Jack and Brad stared at each other for a minute. And then the suicide pill kicked in. A few spasms later, Brad found himself alone.

Brad noticed the lump in Jack’s throat where the capsule had gone down. He pressed on the chest, once, twice, again, trying to force it back up. No movement. He wrapped his hands around Jack’s middle and heaved, like the Heimlich might work on a corpse. The body only sagged heavier in his arms, the mouth falling open in mockery.

A thin trickle of saliva dripped from Jack’s lips. No capsule.

Brad stepped back, panting, his pulse hammering in his ears. He looked around the room—no tools, no knife, nothing sharp. His mind buzzed with rage and disbelief. He whispered, “You think I won’t?”

He would.

He did.

Brad removed his suit jacket and his shirt. He dragged the body onto a metal food prep table. He found a paring knife in a drawer and cut the clothing off of the body. He made a crude incision into the soft belly of Jack. He cut deep then jammed his hands up to his elbows into the gaping hole that he made.

He was prepared for a lot of things. The blood, the gore, his eventual success. He always succeeded. But what he was not prepared for was the blood-curdling scream from Jack and the attack.

Jack’s body, which should have been still, exploded to life with a shriek that froze Brad’s veins. The old man swung an arm, catching him across the face with surprising strength. Instinct took over.

Brad slammed him back against the table, his hand closing around the thin neck. Jack’s eyes found his, defiant even as they dimmed. Brad squeezed harder. The scream broke into a quiet gurgle, then silence.

They stayed locked there staring at each other, until the life went out of Jack’s eyes.

For a long time, Brad didn’t move. His pulse thundered in his ears, drowning out everything else.

Jack’s eyes were still open, dull but fixed on him.

He released his grip and staggered back. His hands trembled, slick with blood and spit. He wiped them on his chest to no avail. The smell of copper clung to him.

“Goddamn fool,” he muttered, not sure if he meant Jack or himself.

The body didn’t answer.

“Brad Shnithead, you are a man of action. You make the hard decisions that others can’t,” he said to himself. “This is no different.”

He slowed his breathing, inhaling sharply. Then he went back to work.

He worked with a grim focus, the way he’d dissected every weak employee. It was the same thing, really – just cut the problem out. Get rid of it and move on.

When he reached the stomach, the air filled with a sour, chemical reek.
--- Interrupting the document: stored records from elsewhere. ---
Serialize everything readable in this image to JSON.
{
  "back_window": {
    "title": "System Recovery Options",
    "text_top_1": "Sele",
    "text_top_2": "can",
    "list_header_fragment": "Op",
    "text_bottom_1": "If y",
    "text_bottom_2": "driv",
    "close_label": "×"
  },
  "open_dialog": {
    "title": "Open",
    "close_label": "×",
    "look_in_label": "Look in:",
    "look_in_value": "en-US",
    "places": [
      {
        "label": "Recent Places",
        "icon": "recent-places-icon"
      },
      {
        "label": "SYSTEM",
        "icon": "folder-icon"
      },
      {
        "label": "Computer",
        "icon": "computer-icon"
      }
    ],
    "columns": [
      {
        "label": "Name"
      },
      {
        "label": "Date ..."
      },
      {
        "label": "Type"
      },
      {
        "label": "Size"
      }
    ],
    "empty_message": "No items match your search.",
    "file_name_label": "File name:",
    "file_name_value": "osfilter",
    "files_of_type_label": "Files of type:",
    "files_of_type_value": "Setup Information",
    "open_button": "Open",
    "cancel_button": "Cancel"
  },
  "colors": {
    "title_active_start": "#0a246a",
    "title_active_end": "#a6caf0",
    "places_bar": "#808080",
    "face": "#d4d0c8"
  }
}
He nearly gagged. The contents were a wet slurry of bile and half-digested food, steaming faintly in the cool air of the shelter.

And there it was.

A small, metallic capsule, slick and gray, nestled among the mess. He plucked it out with shaking fingers and rinsed it under the kitchen sink. The water ran pink, then clear. The capsule gleamed under the fluorescent light, unmarked, sealed tight.

He turned it over in his palm. It was a simple matter to open it. Twist and turn, and out popped the code. A simple four-digit number. 09/25 – today’s date. And another note: Happy Birthday, Tammy, it read. That was unimportant, he thought.

Time was of the essence here. He rinsed himself off as best he could in the sink. It didn’t do a lot of good, merely smearing the blood around on his upper body and face. He raced to the exit and punched in the code.

The door opened obediently. He walked, it seemed forever, up a long curving ramp before finally reaching a man door beside the large vehicle entrance door. The code worked there as well.

What was the point of all this, he thought to himself as he opened the last barrier to his freedom.

Daylight blinded him. Rough hands put him in handcuffs.

“Brad Shnithead,” a voice asked.

“Yes,” he replied.

“You are under arrest for murder.”

Brad’s eyes slowly adjusted to the light. He saw reporters and people – a crowd was gathering – and the police.

“What is going on?” he asked as he was led to a police car. A reporter pushed a camera close to his face.

“That whole thing – everything – was transmitted live.

“But I was trapped. I had to . . .”

“All you had to do was wait,” said the officer.

He put his hand on Brad’s head, pushing him into the back of a police cruiser. He saw the look of horror on his wife and daughters’ faces as he was driven off.